Marie: I like to think that we're giving the characters more depth…that we're giving the villain a reason to hate the protagonist not just being mindlessly and stupidly evil. We're trying to come up with a reason for everyone's actions, however rational or irrational. Nobody's perfect, and we want to portray that in our characters.
Suzanne: One thing I’m hoping to stray away from in our books is the horrid depiction of women in literature/entertainment today. The feminists, in an attempt to stray away from meek and mild-mannered pushover female characters, have insisted that we have “strong” women, which creates the nauseating Strong Female Character. Essentially, this SFC is a male personality in a female body. We don’t just want our girls to be strong: we want them to be witty, fragile, vain, vengeful, scarred, manipulative, resourceful, vivacious, clever, spoiled, passionate…whatever their story demands. We want them to be real girls who aren’t afraid to pick up a sword or go have a good cry, who love to get in a pretty dress but are willing to get down and dirty if they have to.
Individually, do you two have plans for future writing?
Marie: For my part, probably not. I'm not making any promises though. Who knows what strange thought may pop into my head that is just begging to be written? I will say, we do have plenty of stories--other than the Thíortha Chronicles--that we have plans of writing together.
Suzanne: I would really like to go back and finish my Darkstar trilogy some day, but I might get Marie to help me with that. Not sure yet. Also, I have plans to do a set of serial short stories (almost like a TV series, but in book form) set within the Darkstar universe that revolves around a popular woman’s singing group and their orchestra that travels with them. That’s way off in the future, though.

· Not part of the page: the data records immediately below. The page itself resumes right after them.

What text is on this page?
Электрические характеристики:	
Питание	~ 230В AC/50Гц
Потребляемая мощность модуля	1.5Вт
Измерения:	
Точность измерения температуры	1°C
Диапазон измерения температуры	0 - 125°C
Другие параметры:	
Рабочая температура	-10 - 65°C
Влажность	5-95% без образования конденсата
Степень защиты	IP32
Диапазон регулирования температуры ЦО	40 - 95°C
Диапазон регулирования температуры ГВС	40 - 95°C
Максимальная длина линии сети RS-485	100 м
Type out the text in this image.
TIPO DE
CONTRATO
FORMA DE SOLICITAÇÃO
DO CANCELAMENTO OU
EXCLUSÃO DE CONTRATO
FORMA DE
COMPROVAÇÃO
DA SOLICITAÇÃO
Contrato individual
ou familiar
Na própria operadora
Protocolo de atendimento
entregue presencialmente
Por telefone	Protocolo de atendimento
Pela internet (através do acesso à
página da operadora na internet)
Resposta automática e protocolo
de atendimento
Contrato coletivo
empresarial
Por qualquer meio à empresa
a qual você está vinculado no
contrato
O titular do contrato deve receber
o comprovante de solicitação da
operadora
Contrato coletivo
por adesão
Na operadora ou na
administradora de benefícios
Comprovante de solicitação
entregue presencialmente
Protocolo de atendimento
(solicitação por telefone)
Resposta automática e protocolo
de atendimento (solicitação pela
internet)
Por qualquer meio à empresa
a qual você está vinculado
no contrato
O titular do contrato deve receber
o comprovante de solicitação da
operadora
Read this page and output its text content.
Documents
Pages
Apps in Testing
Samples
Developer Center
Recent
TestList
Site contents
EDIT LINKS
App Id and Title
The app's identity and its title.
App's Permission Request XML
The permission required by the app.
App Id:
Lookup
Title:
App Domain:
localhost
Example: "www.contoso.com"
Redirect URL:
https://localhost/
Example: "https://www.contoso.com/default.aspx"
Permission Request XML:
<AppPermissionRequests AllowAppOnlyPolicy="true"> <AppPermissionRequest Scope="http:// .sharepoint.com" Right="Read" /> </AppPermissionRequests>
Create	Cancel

Where else can we find you?
Marie: You can find us online at the following places:
Our website/blog: http://mariezanne.wordpress.com/ (we post every Friday)
Any other news you'd like to share?
Suzanne: Our plan right now to get Poisoned published by October of this year. We are looking for a cover artist, by the way.
Thank you so much guys! It was fun, and we have a lot to look forward to. Thanks for taking the time. And expect for me to beg for another interview in the future. Can't wait to see how things progress!